What gives TCMA the nudge over SSPC is the great player selection in their checklists. Relatively obscure names like Vic Wertz, Tony LaRussa (pre-managerial days), and Masanori Murakami (the first Japanese player in the bigs) are spread throughout the brand.
I don't find TCMAs too often, but they never fail to provide a thrill when I do.
#2 -- Hostess
When we're talking oddballs, it basically comes down to the Big Two.
The first member of the legendary duo is Hostess. I've said this many times before, but Hostess was my first love from the world of oddballs. My dad used to tell me about how he used to cut the panels off of boxes of Twinkies, Ding-Dongs, and all the other Hostess products all the time to get the cards.
I haven't always been on the oddball bandwagon, but I never lost touch with Hostess cards. I'd pick them up whenever I could as a kid, and I buy them with even more frequency these days. I've probably increased my Hostess collection ten fold over the past couple years.
Even now, though, I doubt I have as many as my dad did when he was a kid.
#1 -- Kellogg's
Since Hostess was my first oddball love, this is tough for me.
Nevertheless, I think the time has come to finally say it. Here goes nothing.
I like Kellogg's more than Hostess.
There. I did it. It wasn't easy, but it's the truth. Kellogg's kind of floated in the background during my early collecting years, and I don't believe I owned a single one when I was a kid. I never saw them anywhere, and, even when I did, I didn't think they were anything special.
If you've read this blog at all, you know I've done a complete 180 from that train of thought.
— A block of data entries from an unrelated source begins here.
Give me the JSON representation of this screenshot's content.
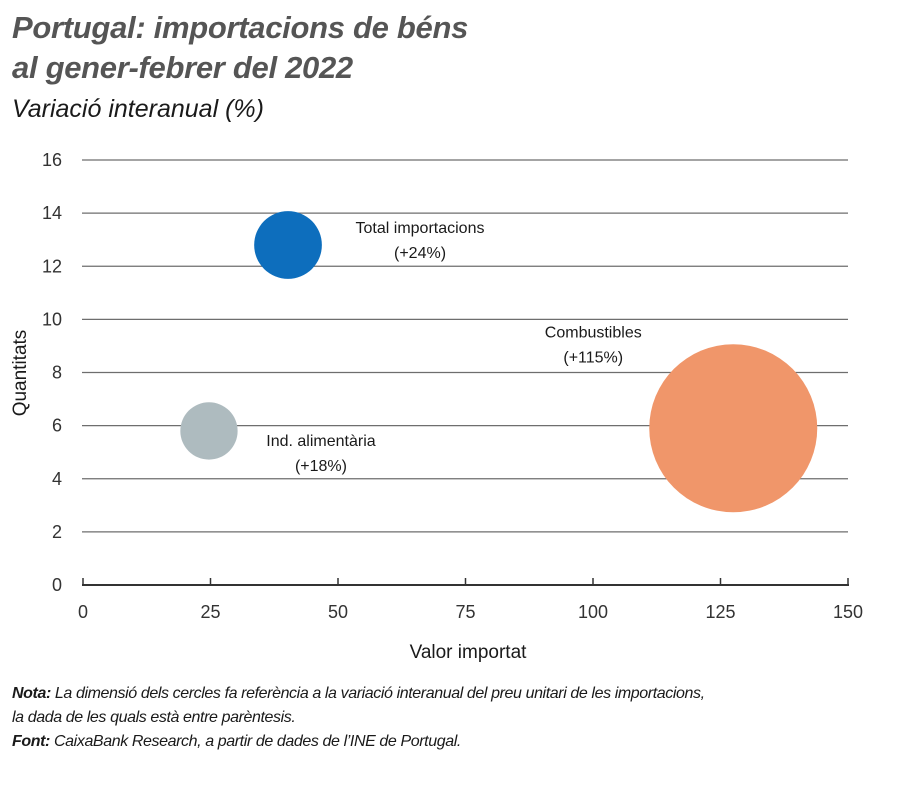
{
  "header": {
    "title_line1": "Portugal: importacions de béns",
    "title_line2": "al gener-febrer del 2022",
    "subtitle": "Variació interanual (%)"
  },
  "chart_data": {
    "type": "scatter",
    "subtype": "bubble",
    "title": "Portugal: importacions de béns al gener-febrer del 2022",
    "subtitle": "Variació interanual (%)",
    "xlabel": "Valor importat",
    "ylabel": "Quantitats",
    "xlim": [
      0,
      150
    ],
    "ylim": [
      0,
      16
    ],
    "xticks": [
      0,
      25,
      50,
      75,
      100,
      125,
      150
    ],
    "yticks": [
      0,
      2,
      4,
      6,
      8,
      10,
      12,
      14,
      16
    ],
    "grid": "horizontal",
    "series": [
      {
        "name": "Total importacions",
        "label_line1": "Total importacions",
        "label_line2": "(+24%)",
        "x": 40.2,
        "y": 12.8,
        "size": 24,
        "color": "#0d6ebd"
      },
      {
        "name": "Ind. alimentària",
        "label_line1": "Ind. alimentària",
        "label_line2": "(+18%)",
        "x": 24.7,
        "y": 5.8,
        "size": 18,
        "color": "#aebbbf"
      },
      {
        "name": "Combustibles",
        "label_line1": "Combustibles",
        "label_line2": "(+115%)",
        "x": 127.5,
        "y": 5.9,
        "size": 115,
        "color": "#f0966a"
      }
    ]
  },
  "notes": {
    "nota_label": "Nota:",
    "nota_text_line1": " La dimensió dels cercles fa referència a la variació interanual del preu unitari de les importacions,",
    "nota_text_line2": "la dada de les quals està entre parèntesis.",
    "font_label": "Font:",
    "font_text": " CaixaBank Research, a partir de dades de l’INE de Portugal."
  }
}
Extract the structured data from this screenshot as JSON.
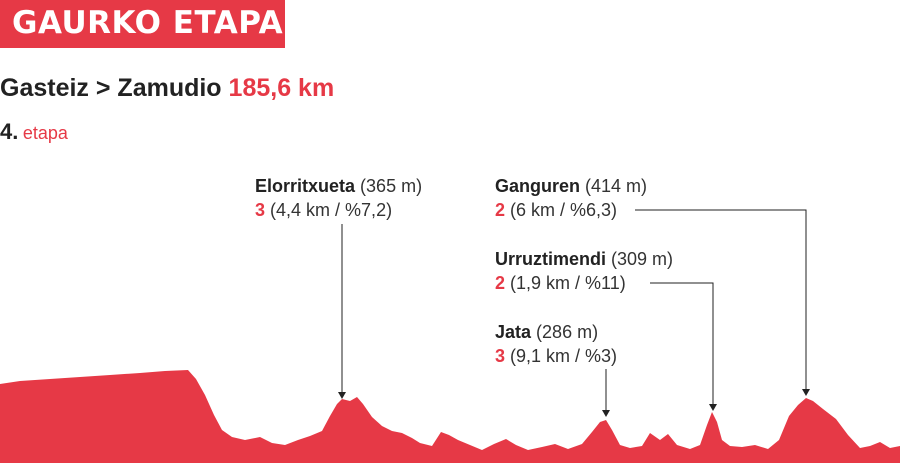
{
  "header": {
    "title": "GAURKO ETAPA"
  },
  "route": {
    "from_to": "Gasteiz > Zamudio",
    "distance": "185,6 km"
  },
  "stage": {
    "number": "4.",
    "label": "etapa"
  },
  "climbs": [
    {
      "name": "Elorritxueta",
      "altitude": "(365 m)",
      "category": "3",
      "details": "(4,4 km / %7,2)"
    },
    {
      "name": "Ganguren",
      "altitude": "(414 m)",
      "category": "2",
      "details": "(6 km / %6,3)"
    },
    {
      "name": "Urruztimendi",
      "altitude": "(309 m)",
      "category": "2",
      "details": "(1,9 km / %11)"
    },
    {
      "name": "Jata",
      "altitude": "(286 m)",
      "category": "3",
      "details": "(9,1 km / %3)"
    }
  ],
  "colors": {
    "accent": "#e63946",
    "text": "#222222"
  }
}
Kellogg's and all its 3-D technology is king. And, since the brand was around for a good fourteen years (1970-83), I doubt I'll ever run out of ones to choose from.
As if the big Kellogg's vs. Hostess debate wasn't tough enough, choosing a single favorite year of Kellogg's for this post was just as difficult. In the end, I went with 1976. But I wouldn't be surprised if I felt differently tomorrow.
That said, one thing is for sure.
Kellogg's is #1 in the world of oddballs.